How to Screw Up Database Concurrency (Guest Post by Linchi Shea)
We’re delighted to welcome Linchi Shea as a guest blogger on DataEducation.com! Linchi is a longtime SQL Server MVP and works at a major Wall Street firm as the SQL Server technical lead. This NYC-based database guru is also very active with many SQL Server communities, so you may have seen him around.
You can screw up database concurrency easily in numerous ways, and people have written extensively about the subject, literally since the very first database came into existence. But it is always worth highlighting a really simple and silly screw-up when you see it in an application supposedly designed for high concurrency.
Recently, I came across an application grid made up of several application servers running essentially the same process. Among other things, they all connected to the same SQL Server instance executing the same stored procedure to persist the messages from the application grid cache into a common message table. With every application server spawning about 60 database connections, and with seven or eight application servers in the grid, we had about 400~500 database connections in total from the grid at any given time.
From the very beginning of this application, the database connections would block each other constantly. But since the data volume was initially low, the database performance could keep pace with the application grid throughput as a whole, and the developers weren’t bothered by persistent blocking on the database. Then the volume started to pick up significantly, the database suddenly became a serious bottleneck that drew everyone’s attention, and I got the call to look at what was going on.
Note that each insert from these grid connections handled a different message with a different primary key value. Intuitively, they shouldn’t have blocked each other, right? Well, it turns out that not only did they block each other, the database connections were essentially serialized, defeating the very purpose of using an application grid for high concurrency.
Here was the gut of the problem–or a simplified account, anyway.
As mentioned, these grid connections all called the same stored procedure to populate the message table with the data cached on the grid. The stored procedure did more than just a simple insert–it included a user-defined transaction covering multiple DML statements, the very first of which was an
INSERT statement into the message table.
A look at the waitresource on the blocked spids showed that the waitresource was of the format
KEY: <db_id>:<hobt_id> (index_key_hash_value). And more importantly, the hobt id and index key hash in the parentheses remained the same across all the blocked spids. The hobt id led us to a nonclustered index on a column called abc_id of the integer datatype.

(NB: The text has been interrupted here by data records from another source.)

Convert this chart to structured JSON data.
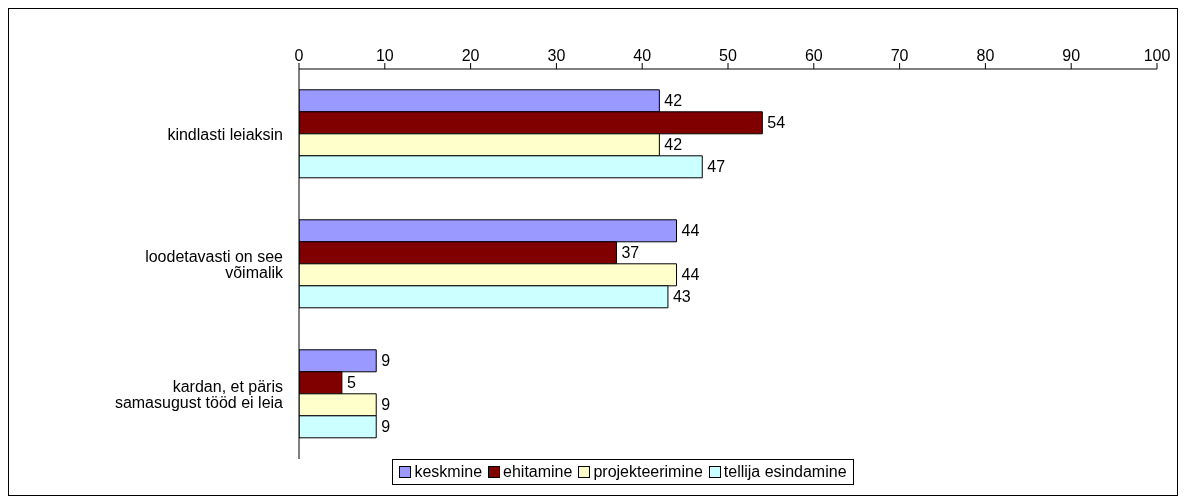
{
  "chart_data": {
    "type": "bar",
    "orientation": "horizontal",
    "categories": [
      "kindlasti leiaksin",
      "loodetavasti on see võimalik",
      "kardan, et päris samasugust tööd ei leia"
    ],
    "series": [
      {
        "name": "keskmine",
        "color": "#9999ff",
        "values": [
          42,
          44,
          9
        ]
      },
      {
        "name": "ehitamine",
        "color": "#800000",
        "values": [
          54,
          37,
          5
        ]
      },
      {
        "name": "projekteerimine",
        "color": "#ffffcc",
        "values": [
          42,
          44,
          9
        ]
      },
      {
        "name": "tellija esindamine",
        "color": "#ccffff",
        "values": [
          47,
          43,
          9
        ]
      }
    ],
    "xlim": [
      0,
      100
    ],
    "xticks": [
      0,
      10,
      20,
      30,
      40,
      50,
      60,
      70,
      80,
      90,
      100
    ],
    "grid": false,
    "legend": "bottom",
    "data_labels": true
  }
}
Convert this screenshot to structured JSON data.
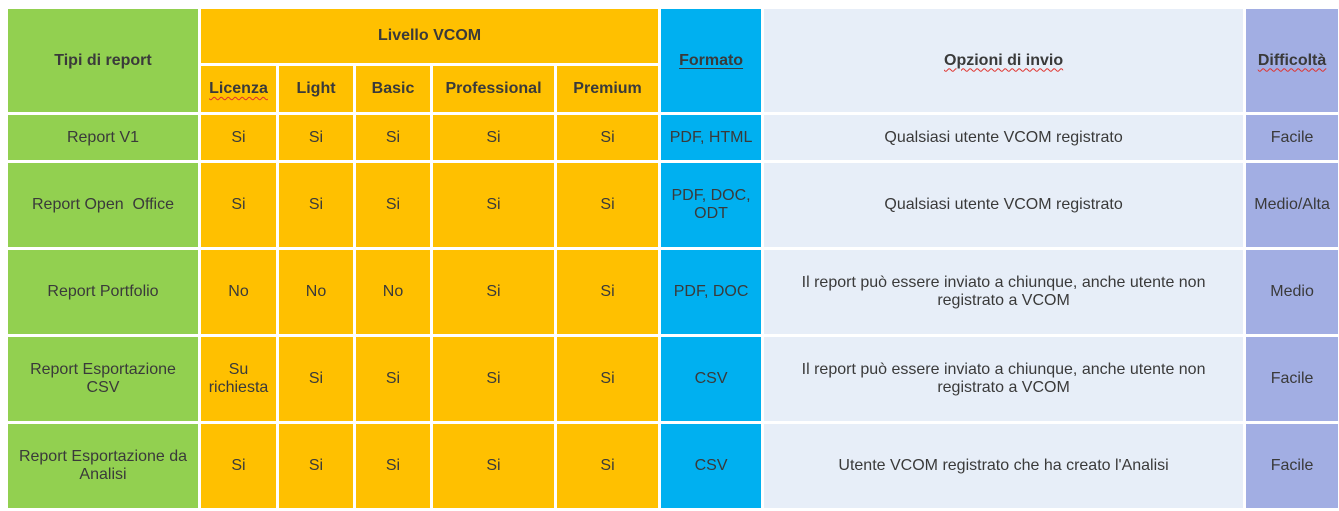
{
  "header": {
    "tipi": "Tipi di report",
    "livello": "Livello VCOM",
    "formato": "Formato",
    "opzioni": "Opzioni di invio",
    "difficolta": "Difficoltà",
    "levels": [
      "Licenza",
      "Light",
      "Basic",
      "Professional",
      "Premium"
    ]
  },
  "rows": [
    {
      "name": "Report V1",
      "levels": [
        "Si",
        "Si",
        "Si",
        "Si",
        "Si"
      ],
      "formato": "PDF, HTML",
      "opzioni": "Qualsiasi utente VCOM registrato",
      "difficolta": "Facile"
    },
    {
      "name": "Report Open  Office",
      "levels": [
        "Si",
        "Si",
        "Si",
        "Si",
        "Si"
      ],
      "formato": "PDF, DOC, ODT",
      "opzioni": "Qualsiasi utente VCOM registrato",
      "difficolta": "Medio/Alta"
    },
    {
      "name": "Report Portfolio",
      "levels": [
        "No",
        "No",
        "No",
        "Si",
        "Si"
      ],
      "formato": "PDF, DOC",
      "opzioni": "Il report può essere inviato a chiunque, anche utente non registrato a VCOM",
      "difficolta": "Medio"
    },
    {
      "name": "Report Esportazione CSV",
      "levels": [
        "Su richiesta",
        "Si",
        "Si",
        "Si",
        "Si"
      ],
      "formato": "CSV",
      "opzioni": "Il report può essere inviato a chiunque, anche utente non registrato a VCOM",
      "difficolta": "Facile"
    },
    {
      "name": "Report Esportazione da Analisi",
      "levels": [
        "Si",
        "Si",
        "Si",
        "Si",
        "Si"
      ],
      "formato": "CSV",
      "opzioni": "Utente VCOM registrato che ha creato l'Analisi",
      "difficolta": "Facile"
    }
  ],
  "colors": {
    "green": "#92d050",
    "amber": "#ffc000",
    "blue": "#00b0f0",
    "light": "#e7eef8",
    "lavender": "#a2aee3"
  }
}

Initially, I speculated that we were simply having bad luck with the values in the abc_id column hashed to the same index key hash value. But it turned out to be much simpler and sillier. Weeding through the stored procedure code, I discovered that for some business requirements, the abc_id column needed to be assigned after the message has been inserted (probably because it should be assigned the same value as another identity column). So the developer decided to give it a default value upon inserting and then grab the identity value and update the abc_id column next in the same user-defined transaction.
The result of that decision was that all the grid connections were inserting the same value into an indexed column. Of course, you ended up with the same index key hash value that SQL Server must lock until the transaction is either committed or rolled back. This essentially forced a serialization of all the connections while they were performing the user-defined transactions, ruining concurrency completely.
But that wasn’t the worst of it. The user-defined transaction was not there just for making the multiple DML statements for the same message an atomic unit, but also for batching up/processing hundreds or more messages on the database, so as to not commit a single message at a time. In most other cases, this would be an excellent design choice, since larger and less frequent transaction commits are generally better than smaller and more frequent transaction commits in terms of the transaction logging performance. Unfortunately, in this scenario, it dramatically worsened the problem, causing the blocked spids to wait dramatically longer, especially for those at the bottom of the wait list.
Once the root cause was identified, the fix(es) were rather straightforward, all with a minor change to the stored procedure code. The key of any fix, of course, was to ensure that we didn’t insert the same value into the abc_id column across different connections.
One solution was to use a random integer value as a placeholder upon insert. Another solution was to insert
@@spid into the abc_id column—again as a temporary placeholder; since the connections all had different spid values, there’d be no collision and therefore no blocking.
This experience drives home that concurrency impacting issues (such as persistent blocking) should not be ignored just because they’re not currently crippling the application. They may surface when it matters the most.